The carrying values of property, plant and equipment are reviewed for impairment when events or changes in circumstances
indicate that the carrying value may not be recoverable.
The residual value, useful life and depreciation method are reviewed at each financial year-end, and adjusted prospectively, if
appropriate.
An item of property, plant and equipment is derecognised upon disposal or when no future economic benefits are expected
from its use or disposal. Any gain or loss arising on de-recognition of the asset is included in the profit or loss in the year the
asset is derecognised.
2.8
Intangible assets
Intangible assets acquired separately are measured initially at cost. Following initial acquisition, intangible assets are carried
at cost less any accumulated amortisation and any accumulated impairment losses. Internally generated intangible assets,
excluding capitalised development costs, are not capitalised and expenditure is reflected in profit or loss in the year in which
the expenditure is incurred.
The useful lives of intangible assets are assessed as either finite or indefinite.
Intangible assets with finite useful lives are amortised over the estimated useful lives and assessed for impairment whenever
there is an indication that the intangible asset may be impaired. The amortisation period and amortisation method are reviewed
at least at each financial year-end. Changes in the expected useful life or the expected pattern of consumption of future
economic benefits embodied in the asset is accounted for by changing the amortisation period or method, as appropriate, and
are treated as changes in accounting estimates.
Intangible assets with indefinite useful lives or not yet available for use are tested for impairment annually, or more frequently
if the events and circumstances indicate that the carrying value may be impaired either individually or at the cash-generating
unit level.
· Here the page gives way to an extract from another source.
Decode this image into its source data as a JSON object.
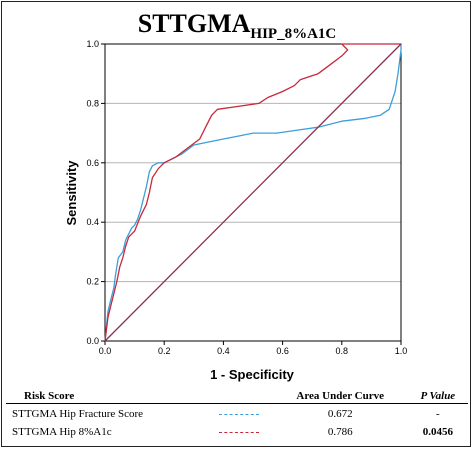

Such intangible assets are not amortised. The useful life of an intangible asset with an indefinite useful life is reviewed
annually to determine whether the useful life assessment continues to be supportable. If not, the change in useful life from
indefinite to finite is made on a prospective basis.
Gains or losses arising from de-recognition of an intangible asset are measured as the difference between the net disposal
proceeds and the carrying amount of the asset and are recognised in the profit or loss when the asset is derecognised.